A Garganta da Serpente
  • aumentar a fonte
  • diminuir a fonte
  • versão para impressão
  • recomende esta página

Soluços e soluções solúveis

(Tamara Costa)

Porque é preciso fixar-se de algum modo neste lugar encantado, até que a última realidade se dissolva ali, em cima daquela mesa suja onde repousam os classificados, alguns farelos de pão e um café aguado. Então, ela colocou seu ego deitado dentro de um pires de porcelana chinesa, fez uma promessa descompromissada e esperou o próximo jantar. Era um ego tão convidativo quanto um chic crepe suíço de morangos banhados em chocolate derretido quando se está nauseando. A partir daquele exato instante, quem tomasse café-com-palavras e não mais se preocupasse com o pires chinês (que parecia paraguaio), sentiria o ego murchar como um pão dormido e francês de padaria portuguesa. Mas tempo parou e só restaram os farelos de palavras cansadas de prometer o improvável. Ninguém mais sentou para comer na mesa. Só os chatos se importam com pires chineses.

Mas o que isso significa?

Ela só precisava de um café pra se acalmar. Não tinha água em nenhuma parte da casa, não tinha comida nem ninguém, só palavras cansadas de prometer o improvável. Uma casa, um lugar concentrado, harmônico e abstrato habitava suas mãos e nessa ela se procurava; na solidão dos gestos universais. E cada vez mais se perdia e estava mesmo sozinha e só disse o essencial: UM CAFÉ! Não, não se sabe pra onde vão os fragmentos perdidos e a partindo de um ponto qualquer (desprendido) é impossível distinguir egos, atos e efeitos do café e dos desejos e duro é admitir que dentro do próprio sujeito existem outros ocultos que se atropelam no aperto desta face.

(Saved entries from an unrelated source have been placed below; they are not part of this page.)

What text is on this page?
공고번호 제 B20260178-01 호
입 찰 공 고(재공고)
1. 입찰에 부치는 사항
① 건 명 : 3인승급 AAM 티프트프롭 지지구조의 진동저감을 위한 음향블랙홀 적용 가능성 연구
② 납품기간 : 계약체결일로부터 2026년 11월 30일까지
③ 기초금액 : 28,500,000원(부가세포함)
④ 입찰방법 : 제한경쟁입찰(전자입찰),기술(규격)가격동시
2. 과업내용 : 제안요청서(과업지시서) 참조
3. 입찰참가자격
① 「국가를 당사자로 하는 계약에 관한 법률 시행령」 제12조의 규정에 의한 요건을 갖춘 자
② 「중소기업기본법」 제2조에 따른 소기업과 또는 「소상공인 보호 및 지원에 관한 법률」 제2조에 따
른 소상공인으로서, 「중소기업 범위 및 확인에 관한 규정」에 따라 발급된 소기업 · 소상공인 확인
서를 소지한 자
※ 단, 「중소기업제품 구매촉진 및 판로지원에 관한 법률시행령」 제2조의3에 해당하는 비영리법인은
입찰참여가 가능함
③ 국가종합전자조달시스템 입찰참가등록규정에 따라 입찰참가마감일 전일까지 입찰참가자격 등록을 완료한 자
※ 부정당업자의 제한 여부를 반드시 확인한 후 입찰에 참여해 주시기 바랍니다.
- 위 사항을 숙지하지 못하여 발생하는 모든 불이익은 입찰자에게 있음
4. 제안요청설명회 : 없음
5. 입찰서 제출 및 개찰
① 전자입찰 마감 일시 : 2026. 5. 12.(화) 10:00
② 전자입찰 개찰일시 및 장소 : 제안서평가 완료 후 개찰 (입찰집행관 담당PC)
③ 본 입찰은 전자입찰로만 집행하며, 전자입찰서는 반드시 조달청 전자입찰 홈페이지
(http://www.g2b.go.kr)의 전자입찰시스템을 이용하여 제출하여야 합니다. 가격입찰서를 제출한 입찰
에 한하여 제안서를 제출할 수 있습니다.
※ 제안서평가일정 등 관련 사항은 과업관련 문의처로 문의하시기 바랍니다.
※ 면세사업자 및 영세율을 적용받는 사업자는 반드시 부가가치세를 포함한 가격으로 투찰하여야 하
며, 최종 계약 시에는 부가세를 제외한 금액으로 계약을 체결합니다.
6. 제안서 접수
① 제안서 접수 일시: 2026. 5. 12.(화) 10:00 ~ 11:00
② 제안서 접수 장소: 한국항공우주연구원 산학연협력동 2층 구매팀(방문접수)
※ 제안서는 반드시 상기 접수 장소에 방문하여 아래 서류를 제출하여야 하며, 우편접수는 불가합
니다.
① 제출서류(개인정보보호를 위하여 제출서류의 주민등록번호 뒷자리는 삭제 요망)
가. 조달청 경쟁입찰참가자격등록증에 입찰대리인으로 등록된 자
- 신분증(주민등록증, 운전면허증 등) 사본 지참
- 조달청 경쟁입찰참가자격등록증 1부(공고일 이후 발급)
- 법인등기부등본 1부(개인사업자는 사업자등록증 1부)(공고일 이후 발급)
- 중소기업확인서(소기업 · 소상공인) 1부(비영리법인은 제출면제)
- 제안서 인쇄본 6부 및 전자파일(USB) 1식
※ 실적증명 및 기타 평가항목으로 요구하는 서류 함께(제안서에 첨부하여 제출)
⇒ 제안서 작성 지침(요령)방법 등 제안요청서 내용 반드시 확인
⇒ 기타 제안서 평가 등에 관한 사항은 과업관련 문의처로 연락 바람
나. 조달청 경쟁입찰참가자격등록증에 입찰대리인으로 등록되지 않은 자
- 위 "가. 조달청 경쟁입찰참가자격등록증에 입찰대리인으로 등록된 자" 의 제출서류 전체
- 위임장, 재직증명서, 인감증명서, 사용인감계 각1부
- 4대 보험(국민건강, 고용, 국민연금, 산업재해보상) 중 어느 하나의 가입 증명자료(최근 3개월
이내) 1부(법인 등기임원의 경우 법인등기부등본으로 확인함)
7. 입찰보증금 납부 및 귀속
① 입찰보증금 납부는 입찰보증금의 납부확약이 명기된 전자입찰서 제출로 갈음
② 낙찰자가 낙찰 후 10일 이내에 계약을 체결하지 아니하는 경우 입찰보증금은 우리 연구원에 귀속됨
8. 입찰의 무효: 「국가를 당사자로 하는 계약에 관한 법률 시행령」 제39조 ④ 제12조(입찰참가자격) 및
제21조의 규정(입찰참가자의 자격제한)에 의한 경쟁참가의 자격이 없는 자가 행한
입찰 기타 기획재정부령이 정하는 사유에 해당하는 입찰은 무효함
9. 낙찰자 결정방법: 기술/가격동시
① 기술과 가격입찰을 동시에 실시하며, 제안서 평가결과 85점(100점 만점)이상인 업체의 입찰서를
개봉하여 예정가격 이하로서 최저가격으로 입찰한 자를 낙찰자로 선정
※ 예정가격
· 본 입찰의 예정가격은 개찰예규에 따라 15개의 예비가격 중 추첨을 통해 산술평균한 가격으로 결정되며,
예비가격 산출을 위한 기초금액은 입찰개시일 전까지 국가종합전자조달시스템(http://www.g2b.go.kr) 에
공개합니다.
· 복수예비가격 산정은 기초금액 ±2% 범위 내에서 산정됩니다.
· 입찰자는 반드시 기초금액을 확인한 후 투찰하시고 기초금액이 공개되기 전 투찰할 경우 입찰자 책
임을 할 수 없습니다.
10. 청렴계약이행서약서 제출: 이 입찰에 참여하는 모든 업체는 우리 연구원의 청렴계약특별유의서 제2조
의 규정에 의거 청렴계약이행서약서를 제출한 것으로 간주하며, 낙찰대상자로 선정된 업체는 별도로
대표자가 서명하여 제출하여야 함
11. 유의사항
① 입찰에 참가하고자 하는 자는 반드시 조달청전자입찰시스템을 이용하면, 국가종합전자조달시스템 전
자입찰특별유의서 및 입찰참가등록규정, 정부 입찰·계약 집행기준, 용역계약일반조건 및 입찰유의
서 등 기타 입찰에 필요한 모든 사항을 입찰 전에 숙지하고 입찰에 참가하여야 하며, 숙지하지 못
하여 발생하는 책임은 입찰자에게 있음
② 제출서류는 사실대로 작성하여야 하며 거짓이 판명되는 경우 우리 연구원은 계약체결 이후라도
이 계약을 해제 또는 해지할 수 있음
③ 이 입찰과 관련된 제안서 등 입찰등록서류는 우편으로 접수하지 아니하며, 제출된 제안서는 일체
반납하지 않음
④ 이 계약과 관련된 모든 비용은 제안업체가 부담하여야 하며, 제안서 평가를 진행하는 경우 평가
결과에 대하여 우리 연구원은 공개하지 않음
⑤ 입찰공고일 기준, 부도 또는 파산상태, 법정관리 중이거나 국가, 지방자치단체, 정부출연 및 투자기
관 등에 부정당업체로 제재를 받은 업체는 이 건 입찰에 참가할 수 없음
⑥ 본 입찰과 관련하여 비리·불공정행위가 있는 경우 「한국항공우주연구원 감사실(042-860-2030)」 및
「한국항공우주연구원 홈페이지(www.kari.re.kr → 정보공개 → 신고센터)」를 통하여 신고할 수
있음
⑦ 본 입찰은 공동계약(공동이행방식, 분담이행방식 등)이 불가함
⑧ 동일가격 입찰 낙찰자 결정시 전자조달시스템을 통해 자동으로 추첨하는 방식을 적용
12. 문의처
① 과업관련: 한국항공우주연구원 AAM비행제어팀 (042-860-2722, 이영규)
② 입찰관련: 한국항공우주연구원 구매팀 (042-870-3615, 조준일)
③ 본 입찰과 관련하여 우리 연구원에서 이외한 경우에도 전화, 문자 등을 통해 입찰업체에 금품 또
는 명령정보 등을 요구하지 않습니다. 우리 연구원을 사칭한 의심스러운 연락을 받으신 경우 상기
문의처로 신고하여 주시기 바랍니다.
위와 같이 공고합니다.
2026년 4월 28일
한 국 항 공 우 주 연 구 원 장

Como se o chão tivesse sumido de repente, mas não, ainda não, a face não tinha afundado nem caído no abismo sugador, que se ergueu entre a ausência e um cafezinho, durante uma viagem ao centro do espiral formado entre a colher e o café.

Nunca se volta do mesmo jeito de uma viagem, seja ela qual for.

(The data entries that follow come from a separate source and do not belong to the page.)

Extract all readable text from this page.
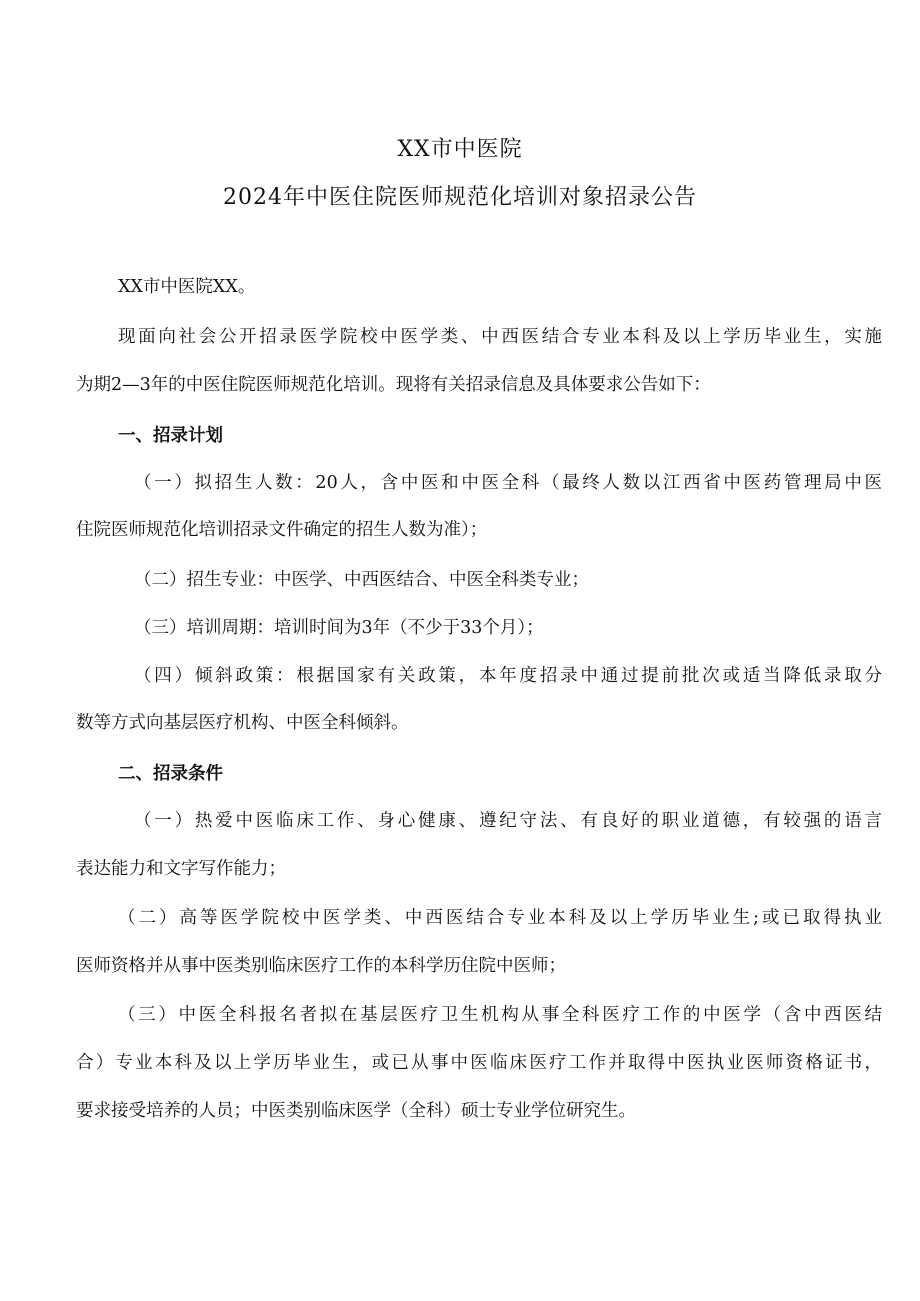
XX市中医院
2024年中医住院医师规范化培训对象招录公告
XX市中医院XX。
现面向社会公开招录医学院校中医学类、中西医结合专业本科及以上学历毕业生，实施
为期2—3年的中医住院医师规范化培训。现将有关招录信息及具体要求公告如下：
一、招录计划
（一）拟招生人数：20人，含中医和中医全科（最终人数以江西省中医药管理局中医
住院医师规范化培训招录文件确定的招生人数为准）；
（二）招生专业：中医学、中西医结合、中医全科类专业；
（三）培训周期：培训时间为3年（不少于33个月）；
（四）倾斜政策：根据国家有关政策，本年度招录中通过提前批次或适当降低录取分
数等方式向基层医疗机构、中医全科倾斜。
二、招录条件
（一）热爱中医临床工作、身心健康、遵纪守法、有良好的职业道德，有较强的语言
表达能力和文字写作能力；
（二）高等医学院校中医学类、中西医结合专业本科及以上学历毕业生;或已取得执业
医师资格并从事中医类别临床医疗工作的本科学历住院中医师；
（三）中医全科报名者拟在基层医疗卫生机构从事全科医疗工作的中医学（含中西医结
合）专业本科及以上学历毕业生，或已从事中医临床医疗工作并取得中医执业医师资格证书，
要求接受培养的人员；中医类别临床医学（全科）硕士专业学位研究生。
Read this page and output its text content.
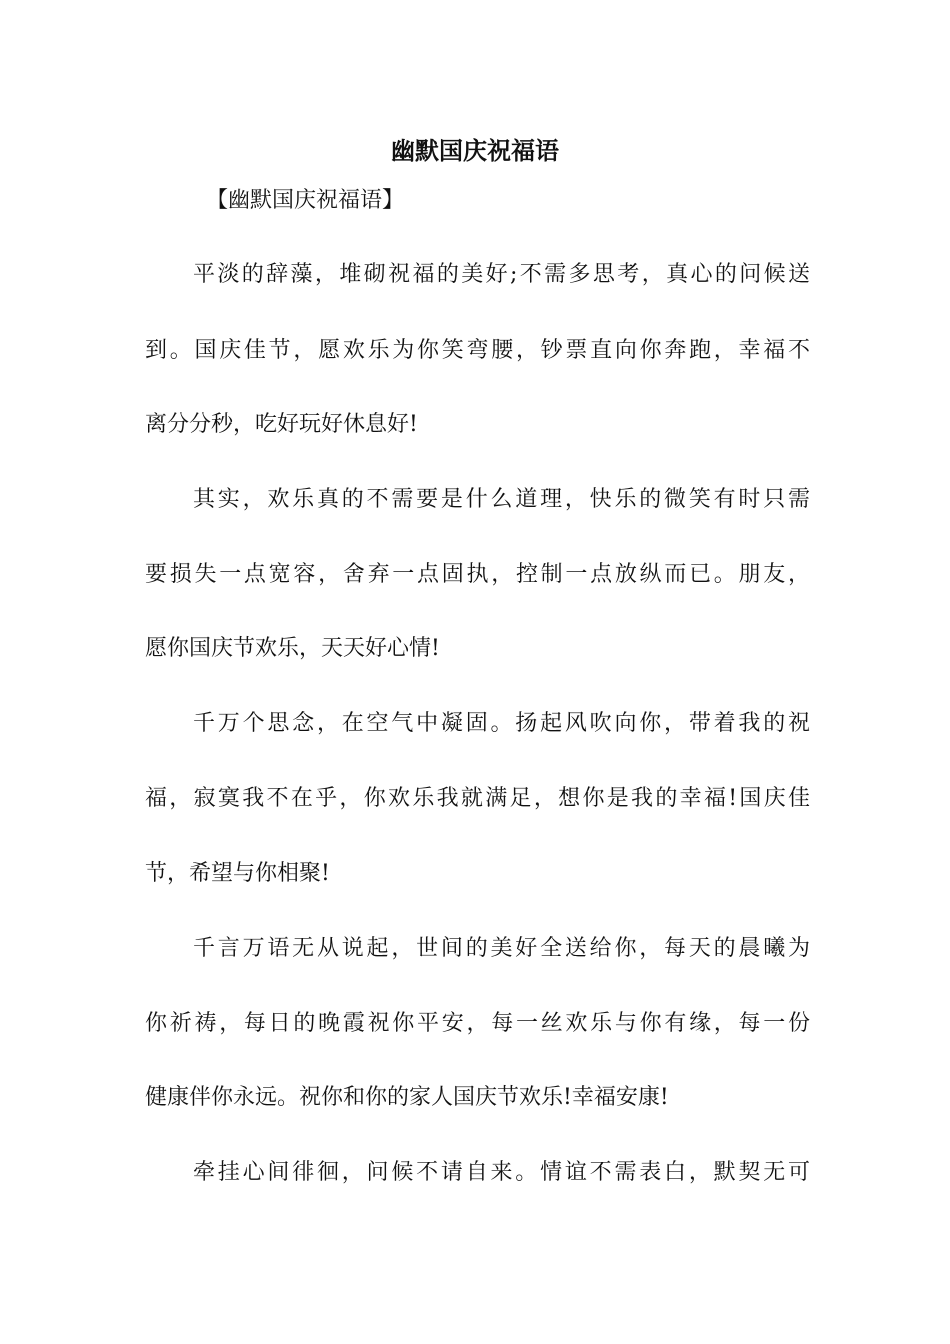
幽默国庆祝福语

【幽默国庆祝福语】

平淡的辞藻，堆砌祝福的美好;不需多思考，真心的问候送

到。国庆佳节，愿欢乐为你笑弯腰，钞票直向你奔跑，幸福不

离分分秒，吃好玩好休息好!

其实，欢乐真的不需要是什么道理，快乐的微笑有时只需

要损失一点宽容，舍弃一点固执，控制一点放纵而已。朋友，

愿你国庆节欢乐，天天好心情!

千万个思念，在空气中凝固。扬起风吹向你，带着我的祝

福，寂寞我不在乎，你欢乐我就满足，想你是我的幸福!国庆佳

节，希望与你相聚!

千言万语无从说起，世间的美好全送给你，每天的晨曦为

你祈祷，每日的晚霞祝你平安，每一丝欢乐与你有缘，每一份

健康伴你永远。祝你和你的家人国庆节欢乐!幸福安康!

牵挂心间徘徊，问候不请自来。情谊不需表白，默契无可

E era sempre ela e sua vida, no fim, sempre necessários os cafés e outras anfetaminas para aliviar que ela diz e vê: água em palavras.

O negócio é se movimentar e se você vê o outro se movimentando já entra no fluxo. E a prisão pode se dissolver por alguns instantes. Até que o movimento se esvazie do significado - isso é uma consequência de sair do eixo. Os gestos acontecem sem que o movimento seja capturado pela racionalidade. Essa prisão (a imagem) é uma tentativa de disciplinar o caos das possibilidades.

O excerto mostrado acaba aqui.